In fact, it would be surprising if David Frankel (The Devil Wears Prada, Marley & Me) wins anything but a Razzie. The concept is supposedly a deep one. With such an ensemble cast as the driving force, the film should win over hearts & awards alike, but what Frankel has tried to do is still a mystery, unlike the rather obvious ‘plot twists’ in the film.
Ironically, the only thing tearjerker in this film is how poorly the characters are written. There is no real depth to any of them. Add to that a bunch of tacky lines with platitudes galore. To top it off, there are two cringeworthy plot twists at the end, which are off-the-rack predictable.
Aside from story, other aspects of the film couldn’t save it either. The DOP does a half-decent job in bringing out the holiday feel of the movie. Then again, this isn’t that kind of movie anyway. The music by Theodore Shapiro is uninspiring.
The Fresh Prince
The idea was clear. Will Smith (The Pusuit of Happyness, I Am Legend) is supposed to run the show. It’s how players of a sport act in the dying moments of a game – pass the ball to their best player hoping he can produce something magical, but there’s only so much one player can do.
Smith does try. Certain scenes remind us all of what he’s best at: raw emotion. However, there are moments where his work slags – like he realized his mistake.
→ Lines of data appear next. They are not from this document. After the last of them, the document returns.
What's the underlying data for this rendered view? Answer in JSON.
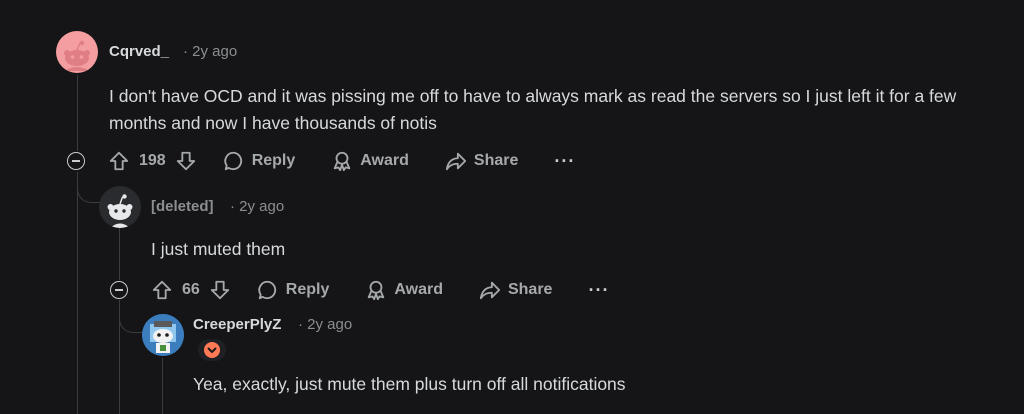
{
  "comments": [
    {
      "username": "Cqrved_",
      "time": "· 2y ago",
      "text": "I don't have OCD and it was pissing me off to have to always mark as read the servers so I just left it for a few months and now I have thousands of notis",
      "votes": "198",
      "reply_label": "Reply",
      "award_label": "Award",
      "share_label": "Share",
      "more_label": "···"
    },
    {
      "username": "[deleted]",
      "time": "· 2y ago",
      "text": "I just muted them",
      "votes": "66",
      "reply_label": "Reply",
      "award_label": "Award",
      "share_label": "Share",
      "more_label": "···"
    },
    {
      "username": "CreeperPlyZ",
      "time": "· 2y ago",
      "text": "Yea, exactly, just mute them plus turn off all notifications"
    }
  ],
  "colors": {
    "background": "#151517",
    "text": "#d7dadc",
    "muted": "#8b8e90",
    "flair": "#ff7a55"
  }
}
Then there are the muddled bunch of best friends – Ed Norton (The Fight Club, American History X) as Whit, Michael Pena (The Martian, Ant-Man) as Simon & Kate Winslet (Titanic, Revolutionary Road) as Claire. None of them look like they know what they’re doing. Their characters are given little to play with and the performances look washed out.
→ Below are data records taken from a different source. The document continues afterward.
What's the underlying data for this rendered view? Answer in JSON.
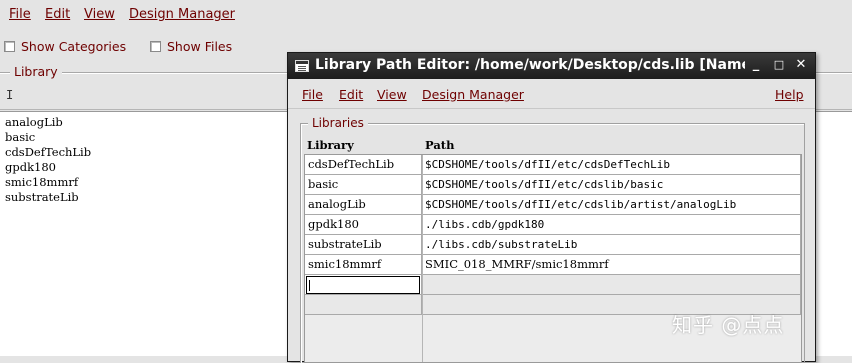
{
  "main_window": {
    "menu": [
      {
        "label": "File"
      },
      {
        "label": "Edit"
      },
      {
        "label": "View"
      },
      {
        "label": "Design Manager"
      }
    ],
    "show_categories": {
      "label": "Show Categories",
      "checked": false
    },
    "show_files": {
      "label": "Show Files",
      "checked": false
    },
    "library_group_label": "Library",
    "libraries": [
      "analogLib",
      "basic",
      "cdsDefTechLib",
      "gpdk180",
      "smic18mmrf",
      "substrateLib"
    ]
  },
  "dialog": {
    "title": "Library Path Editor: /home/work/Desktop/cds.lib [NameS",
    "title_buttons": {
      "minimize": "_",
      "maximize": "□",
      "close": "✕"
    },
    "menu": [
      {
        "label": "File"
      },
      {
        "label": "Edit"
      },
      {
        "label": "View"
      },
      {
        "label": "Design Manager"
      }
    ],
    "help_label": "Help",
    "group_label": "Libraries",
    "columns": {
      "library": "Library",
      "path": "Path"
    },
    "rows": [
      {
        "library": "cdsDefTechLib",
        "path": "$CDSHOME/tools/dfII/etc/cdsDefTechLib"
      },
      {
        "library": "basic",
        "path": "$CDSHOME/tools/dfII/etc/cdslib/basic"
      },
      {
        "library": "analogLib",
        "path": "$CDSHOME/tools/dfII/etc/cdslib/artist/analogLib"
      },
      {
        "library": "gpdk180",
        "path": "./libs.cdb/gpdk180"
      },
      {
        "library": "substrateLib",
        "path": "./libs.cdb/substrateLib"
      },
      {
        "library": "smic18mmrf",
        "path": "SMIC_018_MMRF/smic18mmrf"
      }
    ]
  },
  "watermark": "知乎 @点点"
}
The three abstractions provide some relief. Helen Mirren (The Queen, The Debt) attempts her bit as the comic relief and does a fair job. Keira Knightley (Pirates of The Caribbean, Pride & Prejudice), is convincing as Love. Jacob Latimore (The Maze Runner, Ride Along) proves he has a lot to learn.
Another star who deserves a mention is Naomie Harris (Skyfall, 28 Days Later) as Madeleine. Although her character is clichéd, she executes her part fairly well.
All in All
Collateral Beauty is a baffling product – not because of its plot, but because of how awful it turns out to be. The film does not do anything it’s supposed to – evoke intense empathy, leave us reflective or feeling grateful.
The ensemble cast is wasted and their characters are not wishy-washy.
The end is supposed to teach you that there is a certain beauty in loss and grief, but audiences will not see any beauty in the money and time they’ve thrown away.
Watch it if you’re: A fan of Will Smith OR have absolutely nothing else to do.